Since the discovery of oncogenes that encoded protein kinases it has been hoped that inhibition of the relevant kinases would be an effective chemotherapeutic strategy. This aspiration has become a clinical reality with the development of inhibitors against Abl tyrosine kinase, EGFR family kinases and BRAF. However, agents targeting either EGFR or BRAF typically show good efficacy in tumors with matching oncogenic mutations for a number of months before genetically resistant cells dominate the tumor and the therapy fails In the case of EGFR mutant lung tumors it has been shown that resistant cells may be present even before treatment and that these are at a strong selective advantage during therapy. However, the situation in BRAF mutant melanoma treated with BRAF inhibitors is less clear. There is significant variability in the magnitude of initial response to BRAF inhibition and genetically resistant sub-clones have not been detected prior to treatment, even in tumors that show modest responses. It has been proposed that non-cell autonomous mechanisms involving HGF production by the tumor stroma may drive resistance. However, it is not clear how selective pressure would act on the genetically stable stroma to promote the emergence of resistant disease. Establishing the chronology of biochemical responses to targeted therapy and biological changes elicited within the context of complex tumor microenvironments remains challenging.
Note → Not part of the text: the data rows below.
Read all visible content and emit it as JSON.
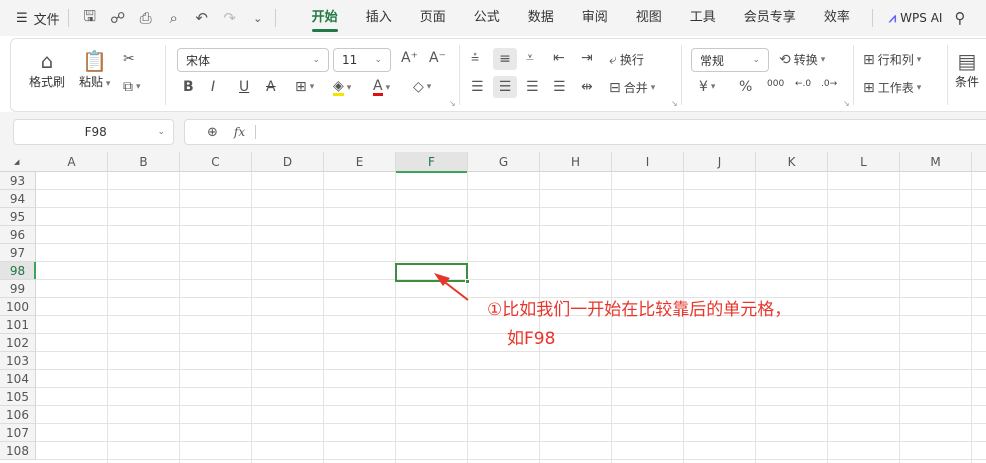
{
  "menubar": {
    "file_label": "文件",
    "tabs": [
      {
        "label": "开始",
        "active": true
      },
      {
        "label": "插入"
      },
      {
        "label": "页面"
      },
      {
        "label": "公式"
      },
      {
        "label": "数据"
      },
      {
        "label": "审阅"
      },
      {
        "label": "视图"
      },
      {
        "label": "工具"
      },
      {
        "label": "会员专享"
      },
      {
        "label": "效率"
      }
    ],
    "wps_ai_label": "WPS AI",
    "accent_color": "#1f7a45"
  },
  "ribbon": {
    "format_painter": "格式刷",
    "paste": "粘贴",
    "font_name": "宋体",
    "font_size": "11",
    "wrap": "换行",
    "merge": "合并",
    "number_format": "常规",
    "convert": "转换",
    "row_col": "行和列",
    "worksheet": "工作表",
    "conditional": "条件",
    "bold": "B",
    "italic": "I",
    "underline": "U",
    "strike": "A",
    "font_color_letter": "A",
    "currency": "¥",
    "percent": "%",
    "thousands": "000"
  },
  "formula_bar": {
    "name_box": "F98",
    "fx_label": "fx",
    "formula": ""
  },
  "sheet": {
    "columns": [
      "A",
      "B",
      "C",
      "D",
      "E",
      "F",
      "G",
      "H",
      "I",
      "J",
      "K",
      "L",
      "M"
    ],
    "selected_column": "F",
    "rows": [
      "93",
      "94",
      "95",
      "96",
      "97",
      "98",
      "99",
      "100",
      "101",
      "102",
      "103",
      "104",
      "105",
      "106",
      "107",
      "108"
    ],
    "selected_row": "98"
  },
  "annotation": {
    "line1": "①比如我们一开始在比较靠后的单元格，",
    "line2": "如F98",
    "color": "#e8352a"
  }
}
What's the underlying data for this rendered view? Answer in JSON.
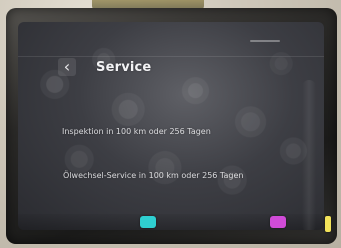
{
  "header": {
    "back_glyph": "‹",
    "title": "Service"
  },
  "service": {
    "items": [
      {
        "text": "Inspektion in 100 km oder 256 Tagen"
      },
      {
        "text": "Ölwechsel-Service in 100 km oder 256 Tagen"
      }
    ]
  },
  "colors": {
    "title_text": "#f2f2f4",
    "item_text": "#f5f5f7",
    "screen_bg": "#3d3e44",
    "accent_cyan": "#2fd0d2",
    "accent_magenta": "#d04bd8",
    "accent_yellow": "#f3e35a"
  },
  "icons": {
    "back": "chevron-left-icon",
    "dock_left": "app-icon",
    "dock_right": "app-icon"
  }
}
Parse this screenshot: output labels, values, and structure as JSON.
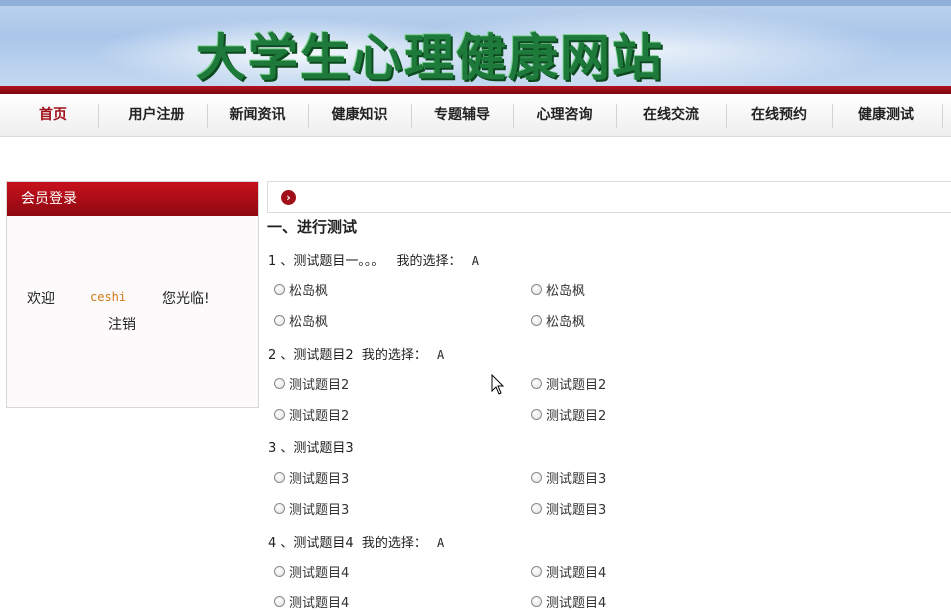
{
  "site": {
    "title": "大学生心理健康网站"
  },
  "nav": {
    "items": [
      "首页",
      "用户注册",
      "新闻资讯",
      "健康知识",
      "专题辅导",
      "心理咨询",
      "在线交流",
      "在线预约",
      "健康测试"
    ],
    "active_index": 0
  },
  "login_panel": {
    "header": "会员登录",
    "welcome": "欢迎",
    "username": "ceshi",
    "greeting_tail": "您光临!",
    "logout": "注销"
  },
  "content": {
    "section_title": "一、进行测试",
    "questions": [
      {
        "label": "1 、测试题目一。。。",
        "choice_label": "我的选择：",
        "choice": "A",
        "options": [
          "松岛枫",
          "松岛枫",
          "松岛枫",
          "松岛枫"
        ]
      },
      {
        "label": "2 、测试题目2",
        "choice_label": "我的选择：",
        "choice": "A",
        "options": [
          "测试题目2",
          "测试题目2",
          "测试题目2",
          "测试题目2"
        ]
      },
      {
        "label": "3 、测试题目3",
        "choice_label": "",
        "choice": "",
        "options": [
          "测试题目3",
          "测试题目3",
          "测试题目3",
          "测试题目3"
        ]
      },
      {
        "label": "4 、测试题目4",
        "choice_label": "我的选择：",
        "choice": "A",
        "options": [
          "测试题目4",
          "测试题目4",
          "测试题目4",
          "测试题目4"
        ]
      }
    ]
  },
  "colors": {
    "accent_red": "#a1101a",
    "banner_green": "#1d7a3a",
    "username_orange": "#d37a17"
  },
  "icons": {
    "header_arrow": "chevron-right-circle-icon",
    "cursor": "mouse-pointer-icon"
  }
}
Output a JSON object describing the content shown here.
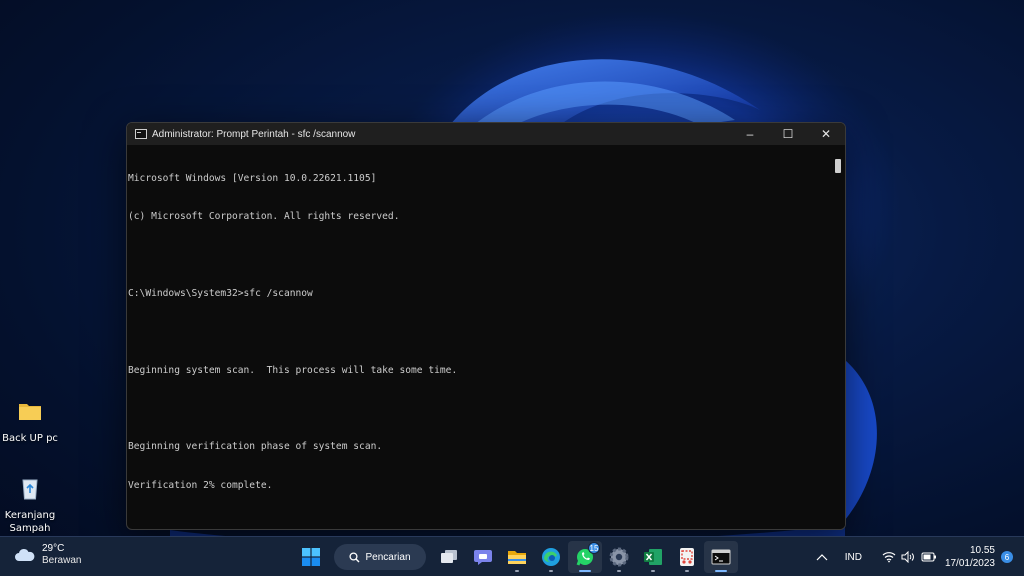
{
  "desktop": {
    "icons": [
      {
        "label": "Back UP pc"
      },
      {
        "label": "Keranjang\nSampah"
      }
    ]
  },
  "window": {
    "title": "Administrator: Prompt Perintah - sfc  /scannow",
    "controls": {
      "minimize": "–",
      "maximize": "☐",
      "close": "✕"
    },
    "console_lines": [
      "Microsoft Windows [Version 10.0.22621.1105]",
      "(c) Microsoft Corporation. All rights reserved.",
      "",
      "C:\\Windows\\System32>sfc /scannow",
      "",
      "Beginning system scan.  This process will take some time.",
      "",
      "Beginning verification phase of system scan.",
      "Verification 2% complete."
    ]
  },
  "taskbar": {
    "weather": {
      "temp": "29°C",
      "condition": "Berawan"
    },
    "search_label": "Pencarian",
    "apps": [
      {
        "name": "start-button",
        "icon": "windows-logo-icon"
      },
      {
        "name": "task-view-button",
        "icon": "task-view-icon"
      },
      {
        "name": "teams-button",
        "icon": "chat-icon"
      },
      {
        "name": "file-explorer-button",
        "icon": "folder-icon"
      },
      {
        "name": "edge-button",
        "icon": "edge-icon"
      },
      {
        "name": "whatsapp-button",
        "icon": "whatsapp-icon",
        "badge": "15"
      },
      {
        "name": "settings-button",
        "icon": "gear-icon"
      },
      {
        "name": "excel-button",
        "icon": "excel-icon"
      },
      {
        "name": "snipping-tool-button",
        "icon": "snipping-icon"
      },
      {
        "name": "terminal-button",
        "icon": "terminal-icon"
      }
    ],
    "tray": {
      "language": "IND",
      "time": "10.55",
      "date": "17/01/2023",
      "notification_count": "6"
    }
  },
  "colors": {
    "console_bg": "#0c0c0c",
    "console_text": "#cccccc",
    "taskbar_bg": "#152339",
    "accent": "#3a8ee6"
  }
}
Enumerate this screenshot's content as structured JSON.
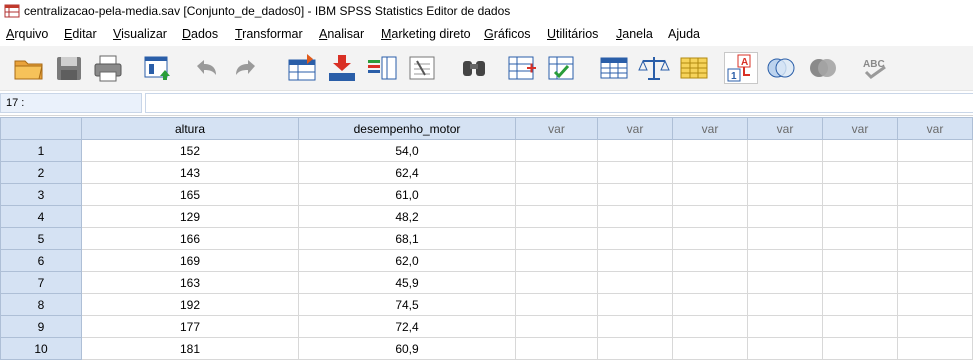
{
  "window": {
    "title": "centralizacao-pela-media.sav [Conjunto_de_dados0] - IBM SPSS Statistics Editor de dados",
    "icon": "spss-data-editor-icon"
  },
  "menu": [
    {
      "label": "Arquivo",
      "accel": "A"
    },
    {
      "label": "Editar",
      "accel": "E"
    },
    {
      "label": "Visualizar",
      "accel": "V"
    },
    {
      "label": "Dados",
      "accel": "D"
    },
    {
      "label": "Transformar",
      "accel": "T"
    },
    {
      "label": "Analisar",
      "accel": "A"
    },
    {
      "label": "Marketing direto",
      "accel": "M"
    },
    {
      "label": "Gráficos",
      "accel": "G"
    },
    {
      "label": "Utilitários",
      "accel": "U"
    },
    {
      "label": "Janela",
      "accel": "J"
    },
    {
      "label": "Ajuda",
      "accel": "u"
    }
  ],
  "toolbar": {
    "icons": [
      "open-folder-icon",
      "save-icon",
      "print-icon",
      "recall-dialog-icon",
      "undo-icon",
      "redo-icon",
      "go-to-case-icon",
      "go-to-variable-icon",
      "variables-icon",
      "run-descriptives-icon",
      "find-icon",
      "insert-cases-icon",
      "insert-variable-icon",
      "split-file-icon",
      "weight-cases-icon",
      "select-cases-icon",
      "value-labels-icon",
      "use-variable-sets-icon",
      "show-all-variables-icon",
      "spell-check-icon"
    ]
  },
  "cell_editor": {
    "reference": "17 :",
    "value": ""
  },
  "grid": {
    "columns": [
      "altura",
      "desempenho_motor",
      "var",
      "var",
      "var",
      "var",
      "var",
      "var"
    ],
    "rows": [
      {
        "n": "1",
        "altura": "152",
        "desempenho_motor": "54,0"
      },
      {
        "n": "2",
        "altura": "143",
        "desempenho_motor": "62,4"
      },
      {
        "n": "3",
        "altura": "165",
        "desempenho_motor": "61,0"
      },
      {
        "n": "4",
        "altura": "129",
        "desempenho_motor": "48,2"
      },
      {
        "n": "5",
        "altura": "166",
        "desempenho_motor": "68,1"
      },
      {
        "n": "6",
        "altura": "169",
        "desempenho_motor": "62,0"
      },
      {
        "n": "7",
        "altura": "163",
        "desempenho_motor": "45,9"
      },
      {
        "n": "8",
        "altura": "192",
        "desempenho_motor": "74,5"
      },
      {
        "n": "9",
        "altura": "177",
        "desempenho_motor": "72,4"
      },
      {
        "n": "10",
        "altura": "181",
        "desempenho_motor": "60,9"
      }
    ]
  },
  "colors": {
    "header_bg": "#d5e2f3",
    "empty_column_text": "#6b6b6b"
  }
}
We clarified how the tumor microenvironment affects response to BRAF inhibition in the treatment of BRAF mutant melanoma by utilizing intravital imaging techniques and fluorescence resonance energy transfer (FRET) microscopy. Initially melanoma cells respond to a BRAF inhibitor, but rapid reactivation of ERK/MAPK is observed in areas of high stromal density. This is linked to ‘paradoxical’ activation of melanoma-associated fibroblasts by BRAF inhibition and the promotion of matrix production and remodeling leading to elevated integrin β1/FAK/Src signaling in melanoma cells. Fibronectin-rich matrices with 3-12 kPa elastic modulus are sufficient to provide BRAF inhibitor tolerance. Co-inhibition of BRAF and FAK abolished ERK reactivation and led to more effective control of BRAF-mutant melanoma. We propose that paradoxically activated MAFs provide a ‘safe haven’ for melanoma cells to tolerate BRAF inhibition, and that this safe haven enhances the population of cancer cells from which genetically resistance emerges. Our work highlights the need to consider the effects of targeted therapies on the tumor microenvironments and strongly suggests that co-targeting signals in or from these microenvironments should augment the effect of cancer treatment.